Doğduğumuz ev kaderimiz midir? Biraz öyledir... *"Ev, insanın geleceğinin beşiğidir" der bir şair... Bir başkası, kaderine doğru yükselen bir evin harcını çeker şiirinde. Tıpkı hayatımız gibi.
"Harç Çeken İşçiler"de yıldızlar çekildi eve, dallar, ağaçlıklı yol. Aşk çekildi, sevişmeler var içinde. O iki kapı arası çekilirken kim bilirdi yaz başlangıcı bir kızın oracıkta öleceğini? Ölüm gibi çiçekleri de çektiler, yalnızlıklar da olacaktı bu evde, öpüşler de. Tartışmalar da, sevinçler de. Yaşlısı, genci de olacaktı. Durmadan kaynayan çaydanlık da çekildi eve, daha sonra öldürecek hastalık da, umut da, umutsuzluk da. Tıpkı hayatlarımıza çekilen harç gibi. Tıpkı evlerimize, içimizdeki evlere çekilen harç gibi çekildi bu eve de hepsi.

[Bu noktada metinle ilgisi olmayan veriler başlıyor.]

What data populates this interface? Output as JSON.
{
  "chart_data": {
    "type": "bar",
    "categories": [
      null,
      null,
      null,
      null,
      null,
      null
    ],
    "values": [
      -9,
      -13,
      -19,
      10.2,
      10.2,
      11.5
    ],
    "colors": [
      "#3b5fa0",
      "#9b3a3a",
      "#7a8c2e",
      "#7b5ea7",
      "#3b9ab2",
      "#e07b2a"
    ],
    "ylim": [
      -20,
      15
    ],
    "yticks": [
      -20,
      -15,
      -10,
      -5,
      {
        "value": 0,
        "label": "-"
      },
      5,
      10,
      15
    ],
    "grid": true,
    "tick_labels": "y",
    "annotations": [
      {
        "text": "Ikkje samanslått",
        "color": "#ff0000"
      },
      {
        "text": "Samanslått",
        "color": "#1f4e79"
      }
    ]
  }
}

“Orasını çekiyorlardı işte, tam orasını” diyor şair, “çay soğumasın, bu reçeli seversin sen” işte şiirin tam orası, işçilerin hayatımıza harcını çekmelerini istediğimiz evin direği belki de...
“Çay soğumasın, bu reçeli seversin sen” cümlesi öyle güçlü ki, hayatımızda varsa, harcı çekilmiş üzüntüler ne evimizi, ne içimizdeki evi, ne hayat denen evimizi yıkamaz. Ama eğer ki yoksa, çekilmediyse bu cümlenin harcı, ya da kısa sürede dökülecek gibi eğreti çekildiyse, umutlar da ömrümüzden dökülmez mi?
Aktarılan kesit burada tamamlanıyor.